I speed past an SUV. “Hmm, I really can’t decide. You tell me your wish.”
She gazes out her window, her voice soft. “I’d want to know who my parents are. Not that I can go back and change anything—my life turned out being the one meant for me—but to know what happened. Maybe I’d have closure.”
“Do you think they might still be out there?”
She chews her bottom lip. “I have this gut feeling my mom couldn’t take care of me. It’s funny, but when I was in the group home, I had dreams about her. She always looks like me and lives in Manhattan.” She smirks at me. “Okay, your wish. What would it be?”
“My wish is that you’re amazed by what I’m going to show you.”
Her eyes narrow as she studies my profile. “You must have another one besides that?”
My hands tighten on the wheel. Yeah, I have a wish—that my parents had been different—but I can’t say that. We’re having fun, and it would bring the mood down.
“Fine,” she says as she studies my face. “New question. Hypothetically, if we made it to, let’s say, fifty dates, would you agree to get a tattoo of my face somewhere on your body?”
“I hate needles. A lot. Almost as much as clowns. It’s called trypanophobia. I passed out once as a kid when I got a shot, and it messed me up. Even giving blood for my checkups makes me freak. I have to psych myself up and meditate. It’s not a fun experience. Needles suck.”
Her mouth parts. “Seriously? Oh my God, I would do it for you!”
“You love tattoos—and needles! Little, tiny, vicious ones that dig into your skin—ugh, it makes me want to hurl to even think about it.”
She crosses her arms. “Fifty dates! I’ve never had fifty dates. That’s it. We’re over. I’m breaking up with you.”
“Are you going to give back my class ring?”
“Pawn it, of course.”
I clutch my heart. “You’ve killed me. I’ll never date again.”

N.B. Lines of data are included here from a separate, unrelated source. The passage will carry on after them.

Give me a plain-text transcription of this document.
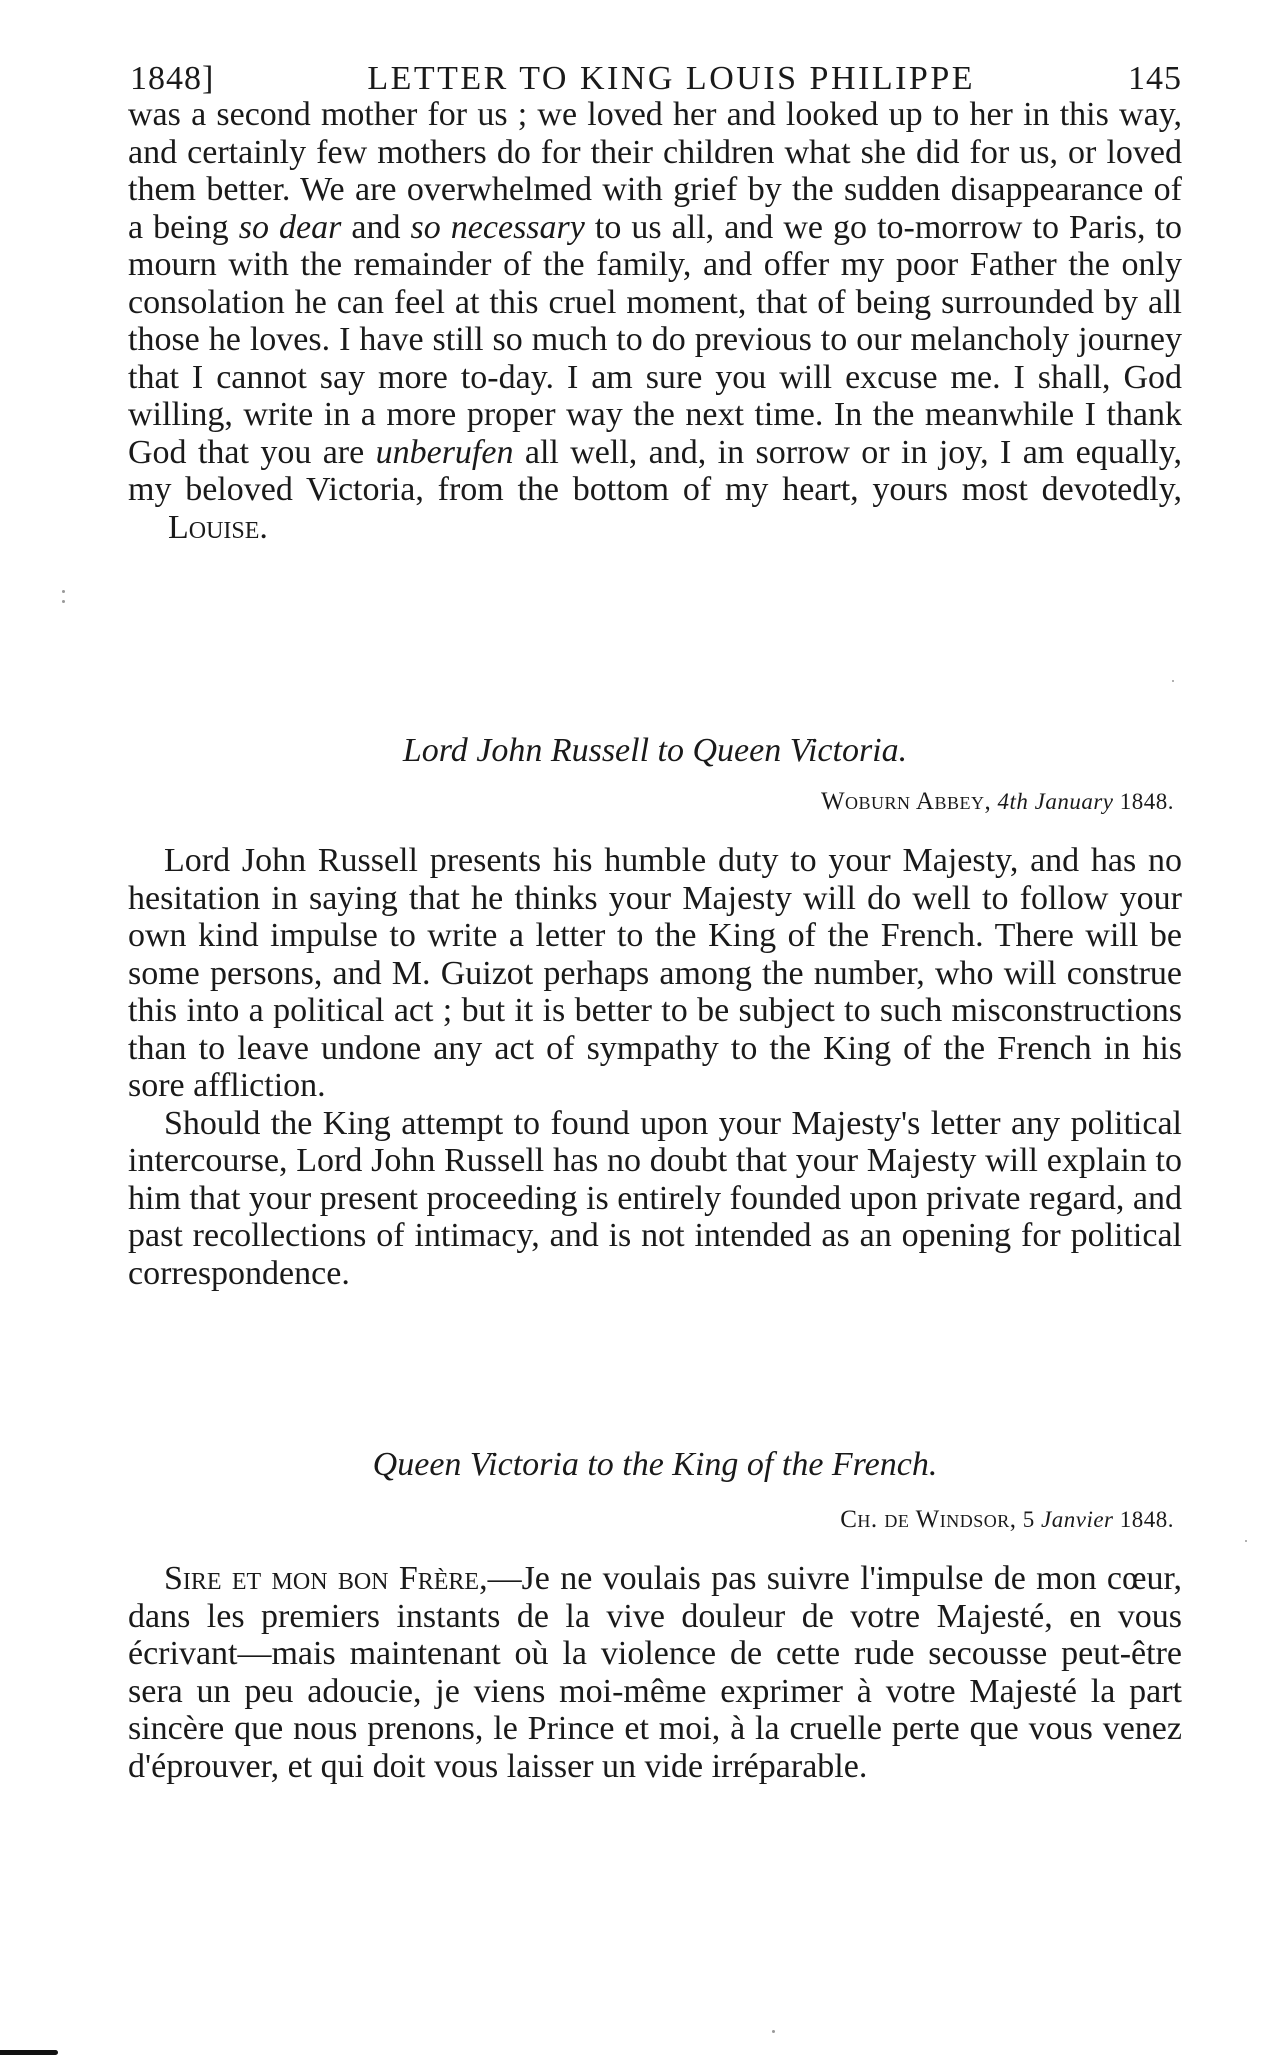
1848]	LETTER TO KING LOUIS PHILIPPE	145

was a second mother for us ; we loved her and looked up to her in this way, and certainly few mothers do for their children what she did for us, or loved them better. We are overwhelmed with grief by the sudden disappearance of a being so dear and so necessary to us all, and we go to-morrow to Paris, to mourn with the remainder of the family, and offer my poor Father the only consolation he can feel at this cruel moment, that of being surrounded by all those he loves. I have still so much to do previous to our melancholy journey that I cannot say more to-day. I am sure you will excuse me. I shall, God willing, write in a more proper way the next time. In the meanwhile I thank God that you are unberufen all well, and, in sorrow or in joy, I am equally, my beloved Victoria, from the bottom of my heart, yours most devotedly, Louise.

Lord John Russell to Queen Victoria.
Woburn Abbey, 4th January 1848.

Lord John Russell presents his humble duty to your Majesty, and has no hesitation in saying that he thinks your Majesty will do well to follow your own kind impulse to write a letter to the King of the French. There will be some persons, and M. Guizot perhaps among the number, who will construe this into a political act ; but it is better to be subject to such misconstructions than to leave undone any act of sympathy to the King of the French in his sore affliction.

Should the King attempt to found upon your Majesty's letter any political intercourse, Lord John Russell has no doubt that your Majesty will explain to him that your present proceeding is entirely founded upon private regard, and past recollections of intimacy, and is not intended as an opening for political correspondence.

Queen Victoria to the King of the French.
Ch. de Windsor, 5 Janvier 1848.

Sire et mon bon Frère,—Je ne voulais pas suivre l'impulse de mon cœur, dans les premiers instants de la vive douleur de votre Majesté, en vous écrivant—mais maintenant où la violence de cette rude secousse peut-être sera un peu adoucie, je viens moi-même exprimer à votre Majesté la part sincère que nous prenons, le Prince et moi, à la cruelle perte que vous venez d'éprouver, et qui doit vous laisser un vide irréparable.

“You will. She’ll be twenty and tall.”
I chuckle.
She scoffs. “I’ll start dating an artist.”
“Then I’ll run into you at Café Lazzo and beat him up.”
“And I’ll have a girl fight with your model.”
“Then we’ll go back to my penthouse.”
“And I’ll still be angry because you didn’t get a tattoo for me and go straight to my apartment.”
“That wasn’t the direction I was going in.” I’m still chuckling as I park on the street. Around midnight, the neighborhood is quiet, lit with ornate iron lampposts. Just a few streets over are high-end hotels, galleries, and restaurants.
“I love SoHo,” she says, then sighs. “It’s pretty.”
I tell her that I own rental property here and in Tribeca. I don’t mention the real estate I have in the Hamptons, Boston, and Virginia. I lead her down the corner and turn down West Broadway until we reach a cobblestone side street. We walk to a large yellow building with an old royal-blue double door.
I unlock it and show her inside. Even without lights, the white-and-black diamond-tiled floor glows. “The first floor used to be a boutique, and there’s a loft upstairs. There’s another entrance to the loft that bypasses the downstairs, but I wanted you to see the full effect of the door. I’m partial to it.”
“You wanted to impress me.” Her gaze drapes over me. “You don’t need real estate. You had me at the scruff.”
I laugh as we take the side stairs and enter the loft. I turn on the lights, and she looks around, surprise on her face as she takes in the various styles of art, the wooden beams on the ceiling. She sees the clothes I was folding on the couch, the ragged books on the coffee table. “You come here a lot. It’s downright rustic compared to your penthouse.”